Vous trouverez, à l’article du Quiétisme, combien on a profité de vos bontés.

Je vous supplie, monsieur, de vouloir bien présenter à M. le duc de Bouillon les assurances de mon respect et du vif intérêt que je prends à sa santé et à sa conservation.

Agréez mes remerciements et tous les sentiments avec lesquels, etc.

7415. — À MADAME LA MARQUISE DU DEFFANT.
12 décembre.

Madame, les imaginations ne dorment point ; et quand même elles prendraient, en se couchant, une dose des oraisons funèbres de Pévêque du Puy[1] et de l’évêque de Troyes[2], le diable les bercerait toujours. Quand la marâtre nature nous prive de la vue, elle peint les objets avec plus de force dans le cerveau ; c’est ce que la coquine me fait éprouver.

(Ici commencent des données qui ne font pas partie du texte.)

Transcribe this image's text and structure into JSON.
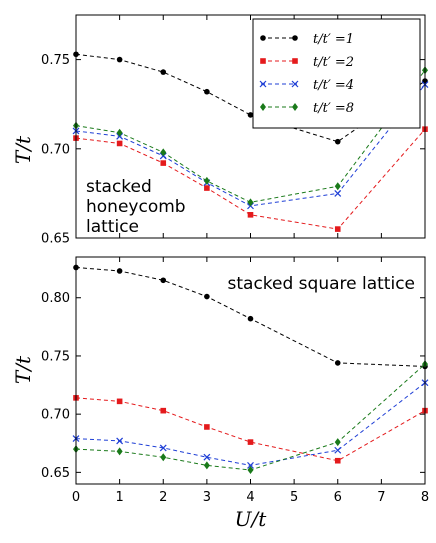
{
  "chart_data": [
    {
      "type": "line",
      "ylabel": "T/t",
      "xlabel": "",
      "ylim": [
        0.65,
        0.775
      ],
      "xlim": [
        0,
        8
      ],
      "yticks": [
        0.65,
        0.7,
        0.75
      ],
      "ytick_labels": [
        "0.65",
        "0.70",
        "0.75"
      ],
      "annotation": [
        "stacked",
        "honeycomb",
        "lattice"
      ],
      "legend": {
        "placement": "top-right"
      },
      "series": [
        {
          "name": "t/t′ =1",
          "color": "#000000",
          "marker": "circle",
          "x": [
            0,
            1,
            2,
            3,
            4,
            6,
            8
          ],
          "y": [
            0.753,
            0.75,
            0.743,
            0.732,
            0.719,
            0.704,
            0.738
          ]
        },
        {
          "name": "t/t′ =2",
          "color": "#e41a1c",
          "marker": "square",
          "x": [
            0,
            1,
            2,
            3,
            4,
            6,
            8
          ],
          "y": [
            0.706,
            0.703,
            0.692,
            0.678,
            0.663,
            0.655,
            0.711
          ]
        },
        {
          "name": "t/t′ =4",
          "color": "#1f3fd6",
          "marker": "x",
          "x": [
            0,
            1,
            2,
            3,
            4,
            6,
            8
          ],
          "y": [
            0.71,
            0.707,
            0.696,
            0.681,
            0.668,
            0.675,
            0.736
          ]
        },
        {
          "name": "t/t′ =8",
          "color": "#1a7a1a",
          "marker": "diamond",
          "x": [
            0,
            1,
            2,
            3,
            4,
            6,
            8
          ],
          "y": [
            0.713,
            0.709,
            0.698,
            0.682,
            0.67,
            0.679,
            0.744
          ]
        }
      ]
    },
    {
      "type": "line",
      "ylabel": "T/t",
      "xlabel": "U/t",
      "ylim": [
        0.64,
        0.835
      ],
      "xlim": [
        0,
        8
      ],
      "xticks": [
        0,
        1,
        2,
        3,
        4,
        5,
        6,
        7,
        8
      ],
      "xtick_labels": [
        "0",
        "1",
        "2",
        "3",
        "4",
        "5",
        "6",
        "7",
        "8"
      ],
      "yticks": [
        0.65,
        0.7,
        0.75,
        0.8
      ],
      "ytick_labels": [
        "0.65",
        "0.70",
        "0.75",
        "0.80"
      ],
      "annotation": [
        "stacked square lattice"
      ],
      "series": [
        {
          "name": "t/t′ =1",
          "color": "#000000",
          "marker": "circle",
          "x": [
            0,
            1,
            2,
            3,
            4,
            6,
            8
          ],
          "y": [
            0.826,
            0.823,
            0.815,
            0.801,
            0.782,
            0.744,
            0.741
          ]
        },
        {
          "name": "t/t′ =2",
          "color": "#e41a1c",
          "marker": "square",
          "x": [
            0,
            1,
            2,
            3,
            4,
            6,
            8
          ],
          "y": [
            0.714,
            0.711,
            0.703,
            0.689,
            0.676,
            0.66,
            0.703
          ]
        },
        {
          "name": "t/t′ =4",
          "color": "#1f3fd6",
          "marker": "x",
          "x": [
            0,
            1,
            2,
            3,
            4,
            6,
            8
          ],
          "y": [
            0.679,
            0.677,
            0.671,
            0.663,
            0.656,
            0.669,
            0.727
          ]
        },
        {
          "name": "t/t′ =8",
          "color": "#1a7a1a",
          "marker": "diamond",
          "x": [
            0,
            1,
            2,
            3,
            4,
            6,
            8
          ],
          "y": [
            0.67,
            0.668,
            0.663,
            0.656,
            0.652,
            0.676,
            0.743
          ]
        }
      ]
    }
  ]
}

Je suis votre confrère des Quinze-Vingts dès que la neige est sur mon horizon de quatre-vingts lieues de tour ; le diable alors me berce beaucoup plus que dans les autres saisons. Je n’ai trouvé à cela d’autre exorcisme que celui de boire : je bois beaucoup, c’est-à-dire demi-setier à chaque repas, et je vous conseille d’en faire autant ; il faut que ce soit d’excellent vin ; personne, de mon temps, n’en avait de bon à Paris.

L’aventure du président Hénault est assurément bien singulière. On s’est moqué de moi avec des Belloste et des Belestat, grands noms que vous connaissez. Je ne veux ni rien croire, ni même chercher à croire.

L’abbé Boudot a eu la bonté de fureter dans la Bibliothèque du roi. Il en résulte qu’il est très-vrai qu’aux premiers états de Blois, dont vous ne vous souvenez guère, on donna trois fois aux parlements le titre d’états généraux au petit pied[3]. Je ne pense point du tout que les parlements représentent les états généraux, sur quelque pied que ce puisse être ; et quand même j’aurais

  1. J.-G. Lefranc de Pompignan ; voyez page 184.
  2. Poncet de la Rivière.
  3. Vovez une note de la lettre 7447.